I- Só pode haver oposição de julgados, como fundamento do recurso para o Pleno da Secção, nos termos da alínea b) do n. 1 do art. 24 do ETAF, quando o acórdão recorrido e o acórdão-fundamento decidem por forma antagónica e expressa (não implícita) a mesma questão fundamental de direito, aplicando os mesmos preceitos legais de forma diversa a idênticas situações de facto.
II- Não se verifica oposição de julgados entre dois acórdãos proferidos em distintos recursos contenciosos, e que, perante identidade nas situações de facto, conhecendo da questão das ajudas de custo diárias a que tem direito o pessoal militar deslocado por dias sucessivos do seu domicílio legal, quando o alojamento e/ou a alimentação sejam assegurados pelo Estado (art. 4, n. 3 do DL n.

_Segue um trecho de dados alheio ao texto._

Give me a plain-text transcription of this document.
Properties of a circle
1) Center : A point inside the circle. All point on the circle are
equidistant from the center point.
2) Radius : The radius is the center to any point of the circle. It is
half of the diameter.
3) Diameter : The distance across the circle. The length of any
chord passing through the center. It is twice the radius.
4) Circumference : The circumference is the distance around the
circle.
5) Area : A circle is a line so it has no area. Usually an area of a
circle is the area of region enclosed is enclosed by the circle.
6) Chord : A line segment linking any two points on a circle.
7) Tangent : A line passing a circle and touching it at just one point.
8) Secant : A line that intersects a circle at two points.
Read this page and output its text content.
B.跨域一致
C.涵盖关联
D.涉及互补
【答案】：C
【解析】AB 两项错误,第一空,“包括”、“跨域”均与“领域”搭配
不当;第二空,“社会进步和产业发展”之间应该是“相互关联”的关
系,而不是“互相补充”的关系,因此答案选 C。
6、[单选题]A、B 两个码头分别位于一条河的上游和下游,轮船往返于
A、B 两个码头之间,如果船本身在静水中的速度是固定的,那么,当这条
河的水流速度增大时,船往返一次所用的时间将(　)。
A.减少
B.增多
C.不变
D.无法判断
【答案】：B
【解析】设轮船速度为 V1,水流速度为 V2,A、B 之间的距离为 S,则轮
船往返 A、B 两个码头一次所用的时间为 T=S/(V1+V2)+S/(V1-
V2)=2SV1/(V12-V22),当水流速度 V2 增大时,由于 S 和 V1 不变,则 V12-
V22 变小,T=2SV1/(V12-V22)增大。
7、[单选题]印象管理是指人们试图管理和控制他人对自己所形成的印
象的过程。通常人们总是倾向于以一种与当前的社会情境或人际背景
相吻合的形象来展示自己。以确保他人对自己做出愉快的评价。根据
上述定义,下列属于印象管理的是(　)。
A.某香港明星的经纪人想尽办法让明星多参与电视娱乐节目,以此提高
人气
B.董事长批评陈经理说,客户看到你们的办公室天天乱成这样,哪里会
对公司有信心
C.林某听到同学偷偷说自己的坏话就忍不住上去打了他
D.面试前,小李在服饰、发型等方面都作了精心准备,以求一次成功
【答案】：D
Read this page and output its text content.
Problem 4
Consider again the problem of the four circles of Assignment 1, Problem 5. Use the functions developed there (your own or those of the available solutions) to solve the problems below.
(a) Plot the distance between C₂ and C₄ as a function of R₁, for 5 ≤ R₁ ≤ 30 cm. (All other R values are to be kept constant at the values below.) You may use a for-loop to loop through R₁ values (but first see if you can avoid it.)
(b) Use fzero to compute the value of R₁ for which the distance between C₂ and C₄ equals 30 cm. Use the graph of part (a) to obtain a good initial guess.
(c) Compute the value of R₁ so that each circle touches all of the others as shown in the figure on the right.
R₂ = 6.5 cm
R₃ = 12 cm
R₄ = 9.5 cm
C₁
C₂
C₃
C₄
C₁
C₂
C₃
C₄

119/85, de 22.4), a tenham decidido no mesmo sentido, embora num, por decisão expressa e suscitada nos autos, se tenha entendido que o militar só tinha direito às ajudas de custo relativas ao período posterior ao seu requerimento, uma vez que os actos de processamento anteriores se foram firmando sucessivamente como casos decididos e, nessa parte era contenciosamente irrecorrível o acto impugnado; e, noutro, onde tal questão prévia não fora suscitada, se tenha conferido o direito também
às importâncias anteriores, sem se explicar o porquê desta maior abrangência, limitando-se o aresto a anular a decisão impugnada, por ter incorrido em violação do citado n. 3 do art. 4 do DL n. 119/85.